There’s a clear campaign against the mentally ill with the global rise of fascism. Lots of it shows up in anti homeless rhetoric, but you can see it in the MAHA and anti vaccination movements.
There’s no reason to use the word “r-tarded” to describe someone. As someone who’s worked with the intellectually challenged, it’s an insult to them to compare them with people who are willfully ignorant.


So it seems like we are going to have to wait until impaired, challenged and disabled are turned into slurs by the overly-sensitive so removed can achieve the neutral status of idiot, dumb, stupid, moron and imbecile - words that removed used to be considered the politically correct alternative.
How hard is it to stick to idiot, dumb, stupid, moron, and imbecile?
If you think “removed” is wrong for degrading people with an actual clinical condition, except for “stupid” which seems to be something like calling that person drunk, I think you shouldn’t stick to those either, because they do the same thing.
No, they used to. Nobody cares about them anymore.
I agree entirely, you cracked the code: stop caring, and “removed” won’t be associated with the mentally impaired. People like OP, who care too much, are what keep it a slur used to degrade people with an actual clinical condition.

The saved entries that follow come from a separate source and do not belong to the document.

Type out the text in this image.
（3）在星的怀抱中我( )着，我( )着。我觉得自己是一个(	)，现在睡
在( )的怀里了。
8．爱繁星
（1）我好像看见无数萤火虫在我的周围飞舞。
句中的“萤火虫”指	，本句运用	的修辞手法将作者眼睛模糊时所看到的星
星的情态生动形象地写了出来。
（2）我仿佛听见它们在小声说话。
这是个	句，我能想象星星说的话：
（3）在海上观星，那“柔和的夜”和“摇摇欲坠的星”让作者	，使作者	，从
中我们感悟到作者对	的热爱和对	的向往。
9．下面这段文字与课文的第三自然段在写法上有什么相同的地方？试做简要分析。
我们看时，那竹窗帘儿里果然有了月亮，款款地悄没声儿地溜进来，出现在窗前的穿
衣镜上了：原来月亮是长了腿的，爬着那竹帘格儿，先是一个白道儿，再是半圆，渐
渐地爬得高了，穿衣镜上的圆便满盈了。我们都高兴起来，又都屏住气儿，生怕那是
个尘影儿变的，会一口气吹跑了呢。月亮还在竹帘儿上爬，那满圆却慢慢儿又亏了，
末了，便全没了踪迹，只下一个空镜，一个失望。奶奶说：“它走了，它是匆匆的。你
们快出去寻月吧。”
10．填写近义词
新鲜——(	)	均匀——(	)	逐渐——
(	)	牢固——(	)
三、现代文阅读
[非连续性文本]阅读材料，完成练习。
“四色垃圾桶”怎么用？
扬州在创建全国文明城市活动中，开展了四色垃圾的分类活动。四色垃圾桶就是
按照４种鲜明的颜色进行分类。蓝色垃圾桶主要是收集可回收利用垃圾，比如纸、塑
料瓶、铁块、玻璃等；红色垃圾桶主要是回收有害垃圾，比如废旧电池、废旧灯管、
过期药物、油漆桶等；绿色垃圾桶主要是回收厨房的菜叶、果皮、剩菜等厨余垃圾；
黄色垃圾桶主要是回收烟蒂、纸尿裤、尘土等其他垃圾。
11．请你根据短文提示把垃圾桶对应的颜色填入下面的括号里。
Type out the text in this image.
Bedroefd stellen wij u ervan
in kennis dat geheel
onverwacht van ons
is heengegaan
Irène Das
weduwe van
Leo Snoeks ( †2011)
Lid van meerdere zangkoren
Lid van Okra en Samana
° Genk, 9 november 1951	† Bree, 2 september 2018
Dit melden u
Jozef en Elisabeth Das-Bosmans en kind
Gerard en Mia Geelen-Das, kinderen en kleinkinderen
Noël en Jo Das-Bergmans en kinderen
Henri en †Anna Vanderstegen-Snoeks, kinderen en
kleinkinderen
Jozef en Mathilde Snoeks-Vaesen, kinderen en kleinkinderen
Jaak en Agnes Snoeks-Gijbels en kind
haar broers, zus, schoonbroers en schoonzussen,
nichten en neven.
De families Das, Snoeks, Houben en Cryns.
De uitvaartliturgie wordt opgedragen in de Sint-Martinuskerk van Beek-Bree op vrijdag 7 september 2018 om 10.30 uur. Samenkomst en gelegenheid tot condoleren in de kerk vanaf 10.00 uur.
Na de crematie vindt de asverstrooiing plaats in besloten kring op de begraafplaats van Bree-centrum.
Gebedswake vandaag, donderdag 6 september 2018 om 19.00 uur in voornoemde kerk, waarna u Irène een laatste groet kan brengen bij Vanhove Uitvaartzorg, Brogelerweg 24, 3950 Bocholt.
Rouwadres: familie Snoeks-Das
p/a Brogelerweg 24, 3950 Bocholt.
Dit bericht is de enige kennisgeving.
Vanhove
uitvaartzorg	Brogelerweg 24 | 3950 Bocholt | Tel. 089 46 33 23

As someone who grew up with a very close friend with a sister who has down syndrome who really disliked people using the word as an insult I strongly disagree with you.
I think the argument is whizzing over your head too.
The logical breakdown here is pretty simple:
Argument #1 (OP): It’s probably not good to use disadvantaged groups as a slur.
Argument #2 (You and most others): Well if we do that then I don’t have words to degrade people.
These are completely orthogonal arguments, and I sincerely have sympathy for both. I genuinely do think there is communicative value in having words that illicit the intended response of calling someone’s argument “retarded”. I know what I mean. You know what I mean. It actually has nothing to do with people who are actually handicapped. It’s effective communication… it just has an unfortunate BYPRODUCT.
But not having slurs isn’t a counter-argument to the thesis that using disadvantaged groups as slurs is bad.
Strawmanning it as “PC gone mad” is just a convenient way to avoid actually addressing the concern head on.
Like, just be a fucking man: “Yeah, it probably isn’t good to use disadvantaged groups as slurs, but I’m at a loss for language that satisfies that while also effectively getting the content and TONE of my communication across, so I’m going to use it anyways. Not everythingi do is ideal.”
As soon as you abandon the ego-sheltering delusion that you don’t do things that are probably not great, you can actually think about things objectively without hitting a mental panic button the second you’re forced to evaluate a legitimate position in which your current behaviors would be evaluated as bad.
This post was probably the first time I used the word “removed” as a swear word in a long while. As I mentioned somewhere else around here, in my language it’s an actual word that means delayed, and I do prefer other swear words for the exact same reason I avoid using swear words that are rooted in sexual moralism - like judging someone for sexual behavior, even though I might not actually be doing that or even considering that person’s sexual behavior when using that word. However, if you want to use a word to describe someone as being “not-intelligent”, it is very hard to disassociate it from a group of people who actually have a clinical condition causing that, ESPECIALLY when people forcefully make that association.
The main argument here against that word seems to be that you can’t say “removed” because mentally impaired people are removed. If we were to agree that mentally impaired ≠ removed, as has already been done for all the previous words associated with them, then “removed” is not a word used to degrade them. It only becomes one if people like OP keep insisting they are removed - which is quite ironic, and we just keep repeating the euphemism treadmill cycle.
I don’t think anyone is saying that clinical language doesn’t have a use. If anything, it’s the use of these words as general-purpose insults that makes them unfit for clinical use, not the other way around.